Tout en étant bien au courant des manifestations de 2019-2020 à Hong Kong, éclipsées en grande partie par la pandémie de covid (qui a d'ailleurs servi d'occasion en or pour imposer une couche supplémentaire de répression), j'avais très peu de repères visuels documentant le déroulé des manifestations et de la répression policière. Le documentaire Kiwi Chow est franchement pourvu de gonades conséquentes pour accumuler autant d'images pour retracer le fil de ces événements qui, forcément, d'un œil français, fait énormément penser aux gilets jaunes. Le parallèle est inévitable, à commencer par les conséquences dans les chairs des manifestants — à ce titre le docu présente des images assez violentes.

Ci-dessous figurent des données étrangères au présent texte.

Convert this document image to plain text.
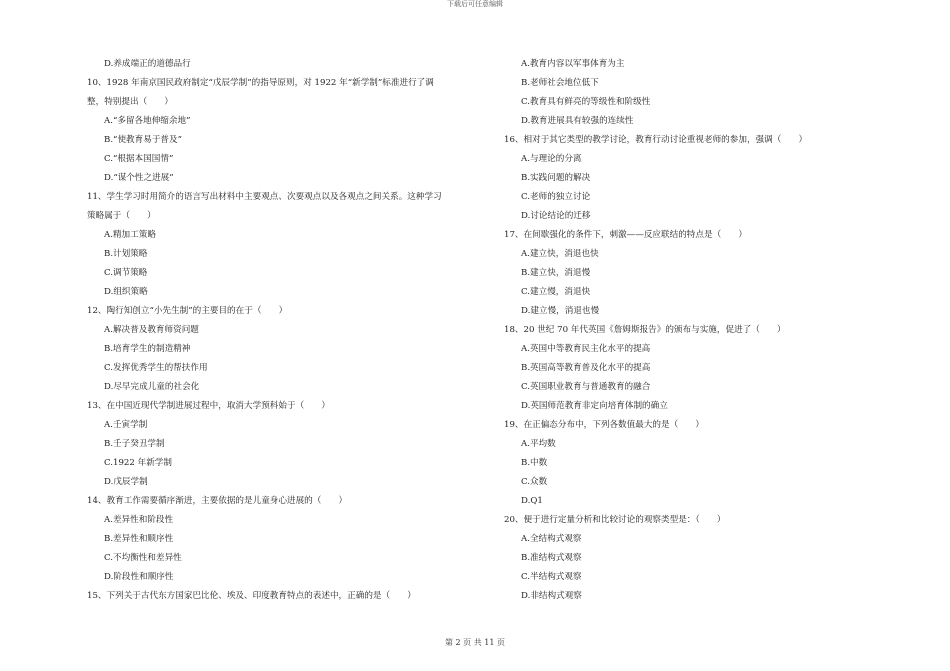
下载后可任意编辑
D.养成端正的道德品行
10、1928 年南京国民政府制定“戊辰学制”的指导原则，对 1922 年“新学制”标准进行了调
整，特别提出（　　）
A.“多留各地伸缩余地”
B.“使教育易于普及”
C.“根据本国国情”
D.“谋个性之进展”
11、学生学习时用简介的语言写出材料中主要观点、次要观点以及各观点之间关系。这种学习
策略属于（　　）
A.精加工策略
B.计划策略
C.调节策略
D.组织策略
12、陶行知创立“小先生制”的主要目的在于（　　）
A.解决普及教育师资问题
B.培育学生的制造精神
C.发挥优秀学生的帮扶作用
D.尽早完成儿童的社会化
13、在中国近现代学制进展过程中，取消大学预科始于（　　）
A.壬寅学制
B.壬子癸丑学制
C.1922 年新学制
D.戊辰学制
14、教育工作需要循序渐进，主要依据的是儿童身心进展的（　　）
A.差异性和阶段性
B.差异性和顺序性
C.不均衡性和差异性
D.阶段性和顺序性
15、下列关于古代东方国家巴比伦、埃及、印度教育特点的表述中，正确的是（　　）
A.教育内容以军事体育为主
B.老师社会地位低下
C.教育具有鲜亮的等级性和阶级性
D.教育进展具有较强的连续性
16、相对于其它类型的教学讨论，教育行动讨论重视老师的参加，强调（　　）
A.与理论的分离
B.实践问题的解决
C.老师的独立讨论
D.讨论结论的迁移
17、在间歇强化的条件下，刺激——反应联结的特点是（　　）
A.建立快，消退也快
B.建立快，消退慢
C.建立慢，消退快
D.建立慢，消退也慢
18、20 世纪 70 年代英国《詹姆斯报告》的颁布与实施，促进了（　　）
A.英国中等教育民主化水平的提高
B.英国高等教育普及化水平的提高
C.英国职业教育与普通教育的融合
D.英国师范教育非定向培育体制的确立
19、在正偏态分布中，下列各数值最大的是（　　）
A.平均数
B.中数
C.众数
D.Q1
20、便于进行定量分析和比较讨论的观察类型是：（　　）
A.全结构式观察
B.准结构式观察
C.半结构式观察
D.非结构式观察
第 2 页 共 11 页
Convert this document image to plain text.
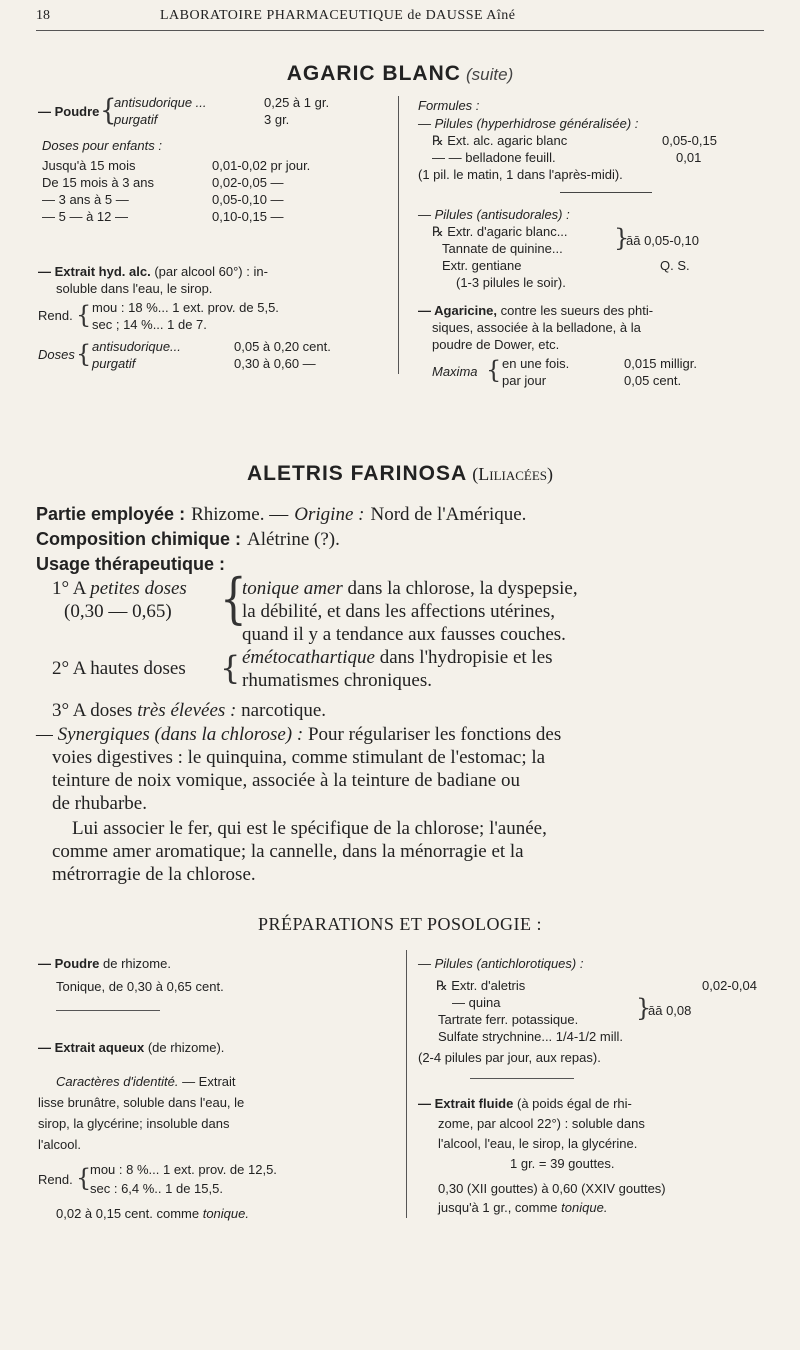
18	LABORATOIRE PHARMACEUTIQUE de DAUSSE Aîné
AGARIC BLANC (suite)
— Poudre {
antisudorique ...	0,25 à 1 gr.
purgatif	3 gr.
Doses pour enfants :
Jusqu'à 15 mois	0,01-0,02 pr jour.
De 15 mois à 3 ans	0,02-0,05 —
— 3 ans à 5 —	0,05-0,10 —
— 5 — à 12 —	0,10-0,15 —
— Extrait hyd. alc. (par alcool 60°) : in-
soluble dans l'eau, le sirop.
Rend. { mou : 18 %... 1 ext. prov. de 5,5.
sec ; 14 %... 1 de 7.
Doses { antisudorique...	0,05 à 0,20 cent.
purgatif	0,30 à 0,60 —
Formules :
— Pilules (hyperhidrose généralisée) :
℞ Ext. alc. agaric blanc	0,05-0,15
— — belladone feuill.	0,01
(1 pil. le matin, 1 dans l'après-midi).
— Pilules (antisudorales) :
℞ Extr. d'agaric blanc...
Tannate de quinine... }
āā 0,05-0,10
Extr. gentiane	Q. S.
(1-3 pilules le soir).
— Agaricine, contre les sueurs des phti-
siques, associée à la belladone, à la
poudre de Dower, etc.
Maxima { en une fois.	0,015 milligr.
par jour	0,05 cent.
ALETRIS FARINOSA (Liliacées)
Partie employée : Rhizome. — Origine : Nord de l'Amérique.
Composition chimique : Alétrine (?).
Usage thérapeutique :
1° A petites doses
(0,30 — 0,65) {
tonique amer dans la chlorose, la dyspepsie,
la débilité, et dans les affections utérines,
quand il y a tendance aux fausses couches.
2° A hautes doses { émétocathartique dans l'hydropisie et les
rhumatismes chroniques.
3° A doses très élevées : narcotique.
— Synergiques (dans la chlorose) : Pour régulariser les fonctions des
voies digestives : le quinquina, comme stimulant de l'estomac; la
teinture de noix vomique, associée à la teinture de badiane ou
de rhubarbe.
Lui associer le fer, qui est le spécifique de la chlorose; l'aunée,
comme amer aromatique; la cannelle, dans la ménorragie et la
métrorragie de la chlorose.
PRÉPARATIONS ET POSOLOGIE :
— Poudre de rhizome.
Tonique, de 0,30 à 0,65 cent.
— Extrait aqueux (de rhizome).
Caractères d'identité. — Extrait
lisse brunâtre, soluble dans l'eau, le
sirop, la glycérine; insoluble dans
l'alcool.
Rend. {
mou : 8 %... 1 ext. prov. de 12,5.
sec : 6,4 %.. 1 de 15,5.
0,02 à 0,15 cent. comme tonique.
— Pilules (antichlorotiques) :
℞ Extr. d'aletris	0,02-0,04
— quina
Tartrate ferr. potassique. }
āā 0,08
Sulfate strychnine... 1/4-1/2 mill.
(2-4 pilules par jour, aux repas).
— Extrait fluide (à poids égal de rhi-
zome, par alcool 22°) : soluble dans
l'alcool, l'eau, le sirop, la glycérine.
1 gr. = 39 gouttes.
0,30 (XII gouttes) à 0,60 (XXIV gouttes)
jusqu'à 1 gr., comme tonique.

On peut reprocher plusieurs choses à "Revolution of Our Times" ceci dit : la longueur, un peu excessive et qui dilue pas mal le contenu du discours, l'emploi de certains effets de style (comme la musique) qui sont totalement superflus tant les images captées se suffisent à elles-mêmes, pas la peine de rajouter des violons, et le manque de contextualisation pour un public international, qui en l'état peine à donner les clés de compréhension de la problématique globale. Étape supplémentaire dans la sensation désagréable, l'ingérence typiquement états-unienne dans le bordel, avec grands discours moralisateurs pas du tout intéressés par la nature du conflit avec la Chine, et ces quelques drapeaux comme autant de symboles malaisants.
L'ampleur des manifestations est cependant assez renversante, mobilisant au maximum 2 millions de personnes (selon la police ou les principaux intéressés, on ne le dit pas) sur une région qui en compte 7. Les scènes de guérilla urbaine font de temps en temps preuve d'une intensité toute particulière, et participe à la création du portrait d'une détresse générale poignante, avec son lot de corruptions et de grandes violences (l'épisode de l’attaque de Yuen Long, aussi appelé l’incident 721, est très dur, tout comme les récits de "règles noires" à cause des gaz lacrymos). Un mouvement sans leader, sans organisation centrale, auto-gérée depuis Telegram, dépeint au travers de 7 chapitres remplis de sang, de larmes et de débrouille.